Francisco Javier Bernad Morales
Todos estamos familiarizados con las menciones a los samaritanos en el Evagelio: la parábola en que uno de ellos auxilia a un viajero herido, al que previamente han desasistido un sacerdote y un levita (Lc, 10, 25,37); el diálogo junto al pozo entre Jesús y la samaritana (Jn. 4, 1,30), o la orden a los Doce de que prediquen sin dirigirse a los gentiles ni entrar en ciudades samaritanas (Mt, 10, 5,6). Claramente se percibe que nos hallamos ante un grupo mirado con desdén por los judíos y con el que estos evitan en lo posible relacionarse. Temo, sin embargo, que las causas de esta animadversión no sean suficientemente conocidas, por lo que aventuraré un somero intento de explicación.

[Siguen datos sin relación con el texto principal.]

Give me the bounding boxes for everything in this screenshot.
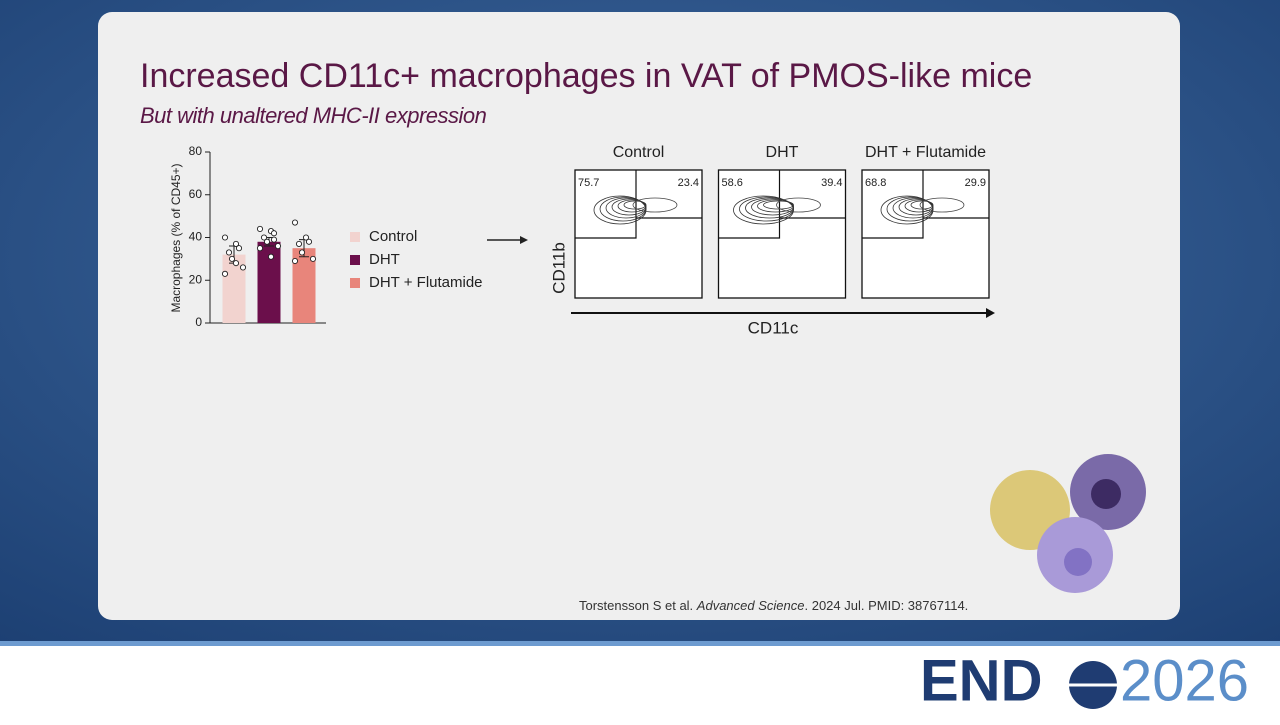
nucleus <box>1064 548 1092 576</box>
contour <box>623 200 647 210</box>
flow-plots: CD11b CD11c Control 75.7 23.4 DHT 58.6 39.4 DH… <box>549 144 995 337</box>
legend-label: Control <box>369 228 417 245</box>
slide-title: Increased CD11c+ macrophages in VAT of P… <box>140 57 1032 95</box>
gate <box>575 170 702 239</box>
data-point <box>291 257 299 265</box>
flow-panel <box>574 169 703 299</box>
contour <box>776 197 821 213</box>
flow-x-label: CD11c <box>748 318 799 337</box>
contour <box>919 197 965 213</box>
citation-authors: Torstensson S et al. <box>579 598 693 613</box>
data-point <box>270 236 278 243</box>
flow-panel-title: Control <box>613 144 665 161</box>
legend-swatch <box>350 255 360 265</box>
gate-percent-left: 75.7 <box>578 177 599 189</box>
citation: Torstensson S et al. Advanced Science. 2… <box>579 598 968 613</box>
flow-panel <box>861 169 990 299</box>
data-point <box>260 234 268 241</box>
data-point <box>221 234 229 241</box>
flow-y-label: CD11b <box>549 242 568 294</box>
legend-swatch <box>350 278 360 288</box>
footer <box>0 646 1280 720</box>
data-point <box>256 225 264 232</box>
bar-chart: Macrophages (% of CD45+) 0 20 40 60 80 Contro… <box>169 144 482 329</box>
y-tick-label: 40 <box>189 230 203 244</box>
legend-label: DHT + Flutamide <box>369 274 483 291</box>
slide-subtitle: But with unaltered MHC-II expression <box>140 103 487 128</box>
data-point <box>225 249 233 256</box>
gate-percent-right: 29.9 <box>965 177 986 189</box>
legend-swatch <box>350 232 360 242</box>
flow-panel-title: DHT + Flutamide <box>865 144 986 161</box>
nucleus <box>1091 479 1121 509</box>
arrow-head <box>520 236 528 244</box>
logo-right: 2026 <box>1120 648 1249 713</box>
divider <box>0 641 1280 646</box>
data-point <box>270 230 278 237</box>
contour <box>910 200 934 210</box>
gate-percent-left: 58.6 <box>722 177 743 189</box>
data-point <box>263 238 271 245</box>
data-point <box>295 240 303 247</box>
gate <box>718 170 846 239</box>
data-point <box>232 260 240 267</box>
data-point <box>235 245 243 252</box>
contour <box>763 200 794 210</box>
data-point <box>274 242 282 250</box>
data-point <box>232 240 240 247</box>
data-point <box>239 264 247 271</box>
flow-panel <box>717 169 847 299</box>
legend-label: DHT <box>369 251 400 268</box>
logo-left: END <box>920 648 1042 713</box>
y-tick-label: 80 <box>189 144 203 158</box>
cell-illustration <box>990 454 1146 593</box>
gate-percent-right: 23.4 <box>678 177 699 189</box>
bar <box>257 241 281 323</box>
flow-arrow-head <box>986 308 995 318</box>
data-point <box>228 255 236 262</box>
card <box>98 12 1180 620</box>
bar <box>222 254 246 323</box>
y-tick-label: 60 <box>189 187 203 201</box>
bar <box>292 248 316 323</box>
gate-percent-left: 68.8 <box>865 177 886 189</box>
citation-journal: Advanced Science <box>696 598 805 613</box>
data-point <box>221 270 229 277</box>
data-point <box>302 234 310 241</box>
flow-panel-title: DHT <box>766 144 799 161</box>
y-tick-label: 20 <box>189 272 203 286</box>
data-point <box>291 219 299 226</box>
citation-rest: . 2024 Jul. PMID: 38767114. <box>804 598 968 613</box>
data-point <box>298 249 306 256</box>
data-point <box>256 245 264 252</box>
gate <box>862 170 989 239</box>
data-point <box>309 255 317 262</box>
contour <box>632 197 678 213</box>
gate-percent-right: 39.4 <box>821 177 842 189</box>
y-axis-label: Macrophages (% of CD45+) <box>169 163 183 312</box>
data-point <box>267 253 275 260</box>
data-point <box>305 238 313 245</box>
y-tick-label: 0 <box>195 315 202 329</box>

Comencemos por las respectivas creencias y prácticas religiosas tal como habían llegado a fijarse en la época de Jesús. Judíos y samaritanos comparten la creencia en el Dios de Abraham, de Isaac, de Jacob y de Moisés, el Dios de la Alianza, el Señor único, Creador de todo lo existente, que liberó a su pueblo de Egipto; e igualmente aguardan la venida del Mesías. A partir de aquí comienzan las diferencias. Los samaritanos solo reconocen carácter sagrado a la Torá (lo que los cristianos llamamos el Pentateuco) en tanto que no aceptan que el resto del Tanaj (la Biblia hebrea, para nosotros el Antiguo Testamento) tenga esta categoría. Rechazan asimismo la centralización del culto en Jerusalén y sitúan su lugar santo en el monte Gerizim. Por eso dice la mujer en la conversación aludida:
“Nuestros antepasados adoraron [a Dios] en este monte, pero vosotros decís que el sitio donde hay que adorar está en Jerusalén.” (Jn. 4, 20).
Utilizando un término un tanto anacrónico diríamos que los judíos consideran herejes a los samaritanos, en tanto que estos se ven a sí mismos como los auténticos depositarios de la ley dada a Moisés.
En posteriores artículos expondré las circunstancias que llevaron a la ruptura entre ambos grupos.